В то время как он говорил, на его перекошенном судорогою лице заиграла усмешка, исполненная холодного пренебрежения и злобы. Усмешка эта так терзала сердце и вместе с тем так иссушала и губила все, что было в человеке живого, что Исидора, при всей своей простодушной беспомощной преданности предмету своей любви, не могла не вздрогнуть, видя, как он стал страшен; вся дрожа от непрестанной и неизбывной тревоги, она спросила:
– А ты тогда будешь моим? Но разве я могу хоть что-нибудь понять из твоих ужасных слов? Увы, у моего сердца никогда не было тайн, его просто нельзя было услыхать сквозь громы и бури, которые ты уготовил моей судьбе.
– Так, значит, ты будешь моей, Исидора?
– Поговори с моими родителями. Женись на мне так, как положено законом и правилами церкви, которой я недостойна, и я стану твоей навеки.
– Навеки! – повторил Мельмот. – Это хорошо сказано, невеста моя. Значит, ты будешь моей навеки? Не так ли, Исидора?
– Да! Да! Я сказала. Но сейчас взойдет солнце; я чувствую, как сильнее стали пахнуть цветы померанца, как повеяло утреннею прохладой. Уходи, я и так слишком долго была в саду, сюда могут прийти слуги, они тебя увидят, молю тебя, уходи.
– Ухожу. Дай мне только сказать тебе еще одно слово: знай, что для меня и восход солнца, и появление твоих слуг, и вообще все, что творится наверху, на небе, и здесь, на земле, одинаково безразлично.

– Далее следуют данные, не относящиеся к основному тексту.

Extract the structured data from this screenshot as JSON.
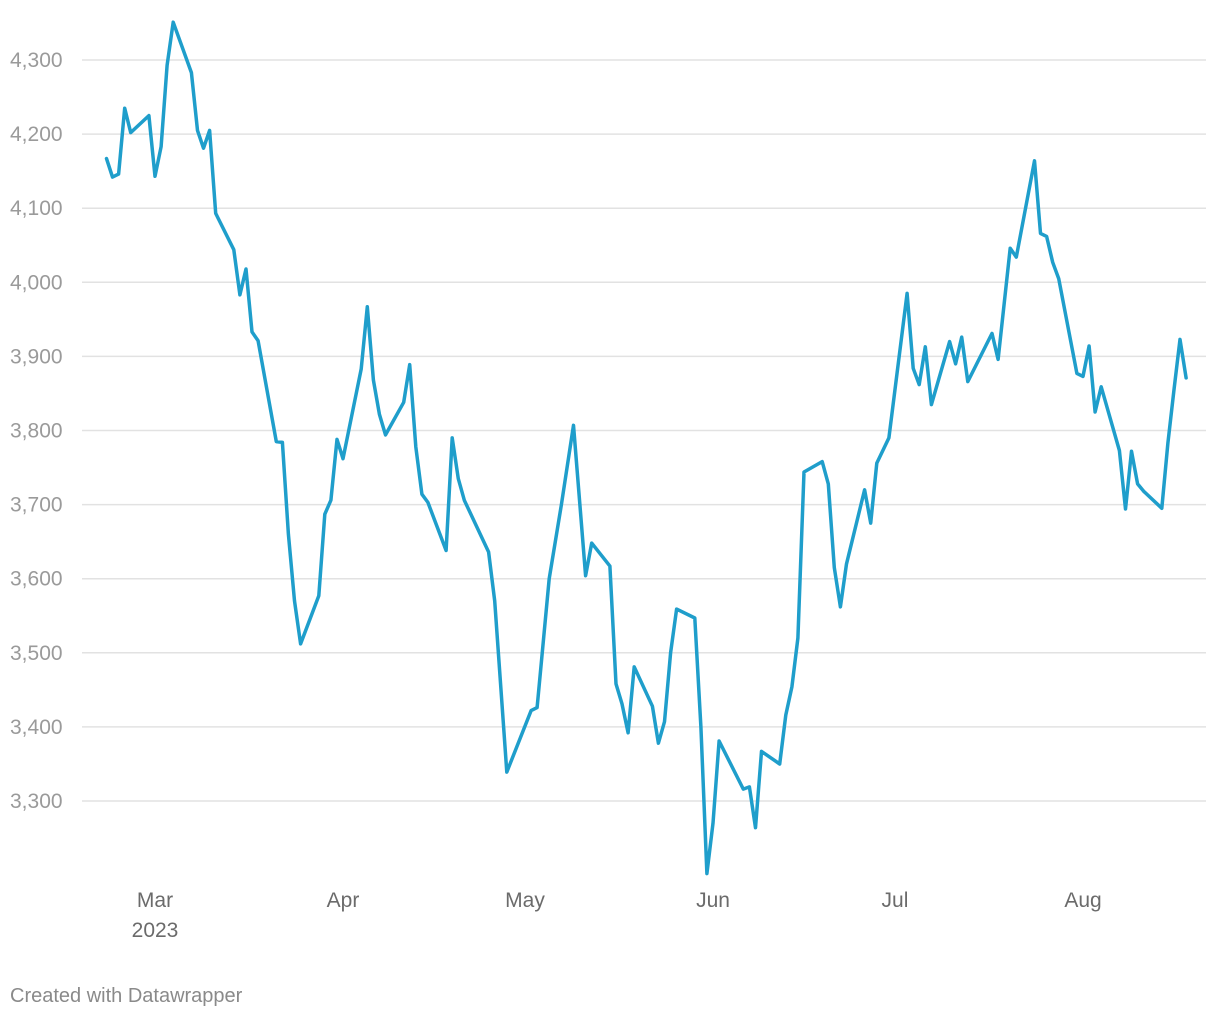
{
  "footer": {
    "credit": "Created with Datawrapper"
  },
  "colors": {
    "line": "#1f9ecb",
    "grid": "#e2e2e2"
  },
  "chart_data": {
    "type": "line",
    "title": "",
    "xlabel": "",
    "ylabel": "",
    "grid": true,
    "ylim": [
      3200,
      4350
    ],
    "yticks": [
      {
        "value": 3300,
        "label": "3,300"
      },
      {
        "value": 3400,
        "label": "3,400"
      },
      {
        "value": 3500,
        "label": "3,500"
      },
      {
        "value": 3600,
        "label": "3,600"
      },
      {
        "value": 3700,
        "label": "3,700"
      },
      {
        "value": 3800,
        "label": "3,800"
      },
      {
        "value": 3900,
        "label": "3,900"
      },
      {
        "value": 4000,
        "label": "4,000"
      },
      {
        "value": 4100,
        "label": "4,100"
      },
      {
        "value": 4200,
        "label": "4,200"
      },
      {
        "value": 4300,
        "label": "4,300"
      }
    ],
    "xticks": [
      {
        "date": "2023-03-01",
        "label": "Mar",
        "sublabel": "2023"
      },
      {
        "date": "2023-04-01",
        "label": "Apr",
        "sublabel": ""
      },
      {
        "date": "2023-05-01",
        "label": "May",
        "sublabel": ""
      },
      {
        "date": "2023-06-01",
        "label": "Jun",
        "sublabel": ""
      },
      {
        "date": "2023-07-01",
        "label": "Jul",
        "sublabel": ""
      },
      {
        "date": "2023-08-01",
        "label": "Aug",
        "sublabel": ""
      }
    ],
    "xrange": [
      "2023-02-21",
      "2023-08-19"
    ],
    "series": [
      {
        "points": [
          [
            "2023-02-21",
            4167
          ],
          [
            "2023-02-22",
            4142
          ],
          [
            "2023-02-23",
            4146
          ],
          [
            "2023-02-24",
            4235
          ],
          [
            "2023-02-25",
            4202
          ],
          [
            "2023-02-28",
            4225
          ],
          [
            "2023-03-01",
            4143
          ],
          [
            "2023-03-02",
            4183
          ],
          [
            "2023-03-03",
            4293
          ],
          [
            "2023-03-04",
            4351
          ],
          [
            "2023-03-07",
            4283
          ],
          [
            "2023-03-08",
            4205
          ],
          [
            "2023-03-09",
            4181
          ],
          [
            "2023-03-10",
            4205
          ],
          [
            "2023-03-11",
            4093
          ],
          [
            "2023-03-14",
            4044
          ],
          [
            "2023-03-15",
            3983
          ],
          [
            "2023-03-16",
            4018
          ],
          [
            "2023-03-17",
            3933
          ],
          [
            "2023-03-18",
            3921
          ],
          [
            "2023-03-21",
            3785
          ],
          [
            "2023-03-22",
            3784
          ],
          [
            "2023-03-23",
            3660
          ],
          [
            "2023-03-24",
            3570
          ],
          [
            "2023-03-25",
            3512
          ],
          [
            "2023-03-28",
            3577
          ],
          [
            "2023-03-29",
            3687
          ],
          [
            "2023-03-30",
            3706
          ],
          [
            "2023-03-31",
            3788
          ],
          [
            "2023-04-01",
            3762
          ],
          [
            "2023-04-04",
            3883
          ],
          [
            "2023-04-05",
            3967
          ],
          [
            "2023-04-06",
            3868
          ],
          [
            "2023-04-07",
            3822
          ],
          [
            "2023-04-08",
            3794
          ],
          [
            "2023-04-11",
            3838
          ],
          [
            "2023-04-12",
            3889
          ],
          [
            "2023-04-13",
            3778
          ],
          [
            "2023-04-14",
            3714
          ],
          [
            "2023-04-15",
            3703
          ],
          [
            "2023-04-18",
            3638
          ],
          [
            "2023-04-19",
            3790
          ],
          [
            "2023-04-20",
            3735
          ],
          [
            "2023-04-21",
            3706
          ],
          [
            "2023-04-25",
            3636
          ],
          [
            "2023-04-26",
            3570
          ],
          [
            "2023-04-28",
            3339
          ],
          [
            "2023-05-02",
            3422
          ],
          [
            "2023-05-03",
            3426
          ],
          [
            "2023-05-05",
            3600
          ],
          [
            "2023-05-07",
            3700
          ],
          [
            "2023-05-09",
            3807
          ],
          [
            "2023-05-11",
            3604
          ],
          [
            "2023-05-12",
            3648
          ],
          [
            "2023-05-15",
            3617
          ],
          [
            "2023-05-16",
            3458
          ],
          [
            "2023-05-17",
            3431
          ],
          [
            "2023-05-18",
            3392
          ],
          [
            "2023-05-19",
            3481
          ],
          [
            "2023-05-22",
            3428
          ],
          [
            "2023-05-23",
            3378
          ],
          [
            "2023-05-24",
            3407
          ],
          [
            "2023-05-25",
            3500
          ],
          [
            "2023-05-26",
            3559
          ],
          [
            "2023-05-29",
            3547
          ],
          [
            "2023-05-30",
            3400
          ],
          [
            "2023-05-31",
            3202
          ],
          [
            "2023-06-01",
            3270
          ],
          [
            "2023-06-02",
            3381
          ],
          [
            "2023-06-06",
            3316
          ],
          [
            "2023-06-07",
            3319
          ],
          [
            "2023-06-08",
            3264
          ],
          [
            "2023-06-09",
            3367
          ],
          [
            "2023-06-12",
            3350
          ],
          [
            "2023-06-13",
            3416
          ],
          [
            "2023-06-14",
            3454
          ],
          [
            "2023-06-15",
            3520
          ],
          [
            "2023-06-16",
            3744
          ],
          [
            "2023-06-19",
            3758
          ],
          [
            "2023-06-20",
            3728
          ],
          [
            "2023-06-21",
            3615
          ],
          [
            "2023-06-22",
            3562
          ],
          [
            "2023-06-23",
            3620
          ],
          [
            "2023-06-26",
            3720
          ],
          [
            "2023-06-27",
            3675
          ],
          [
            "2023-06-28",
            3756
          ],
          [
            "2023-06-30",
            3790
          ],
          [
            "2023-07-03",
            3985
          ],
          [
            "2023-07-04",
            3884
          ],
          [
            "2023-07-05",
            3862
          ],
          [
            "2023-07-06",
            3913
          ],
          [
            "2023-07-07",
            3835
          ],
          [
            "2023-07-10",
            3920
          ],
          [
            "2023-07-11",
            3890
          ],
          [
            "2023-07-12",
            3926
          ],
          [
            "2023-07-13",
            3866
          ],
          [
            "2023-07-17",
            3931
          ],
          [
            "2023-07-18",
            3896
          ],
          [
            "2023-07-20",
            4046
          ],
          [
            "2023-07-21",
            4034
          ],
          [
            "2023-07-24",
            4164
          ],
          [
            "2023-07-25",
            4066
          ],
          [
            "2023-07-26",
            4062
          ],
          [
            "2023-07-27",
            4027
          ],
          [
            "2023-07-28",
            4005
          ],
          [
            "2023-07-31",
            3877
          ],
          [
            "2023-08-01",
            3873
          ],
          [
            "2023-08-02",
            3914
          ],
          [
            "2023-08-03",
            3825
          ],
          [
            "2023-08-04",
            3859
          ],
          [
            "2023-08-07",
            3773
          ],
          [
            "2023-08-08",
            3694
          ],
          [
            "2023-08-09",
            3772
          ],
          [
            "2023-08-10",
            3728
          ],
          [
            "2023-08-11",
            3718
          ],
          [
            "2023-08-14",
            3695
          ],
          [
            "2023-08-15",
            3783
          ],
          [
            "2023-08-16",
            3855
          ],
          [
            "2023-08-17",
            3923
          ],
          [
            "2023-08-18",
            3871
          ]
        ]
      }
    ]
  }
}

Пусть же солнце постоит немного за горизонтом и подождет меня. Ты моя!
– Да, я твоя, но ты должен уговорить мою семью.
– Ну разумеется, уговаривать для меня привычное дело.
– И…
– И что же? Ты колеблешься.
– Я колеблюсь, – сказала доверчивая и робкая Исидора, – потому что…
– Почему?
– Потому что, – воскликнула девушка, заливаясь слезами, – потому что те, с кем ты будешь говорить, не обратят к Господу тех слов, что к Нему обращаю я. Они будут говорить с тобой о состоянии и о приданом, они начнут расспрашивать тебя о тех краях, где, по твоим словам, у тебя богатые и обширные владения; а если они захотят узнать о них от меня, то что я отвечу?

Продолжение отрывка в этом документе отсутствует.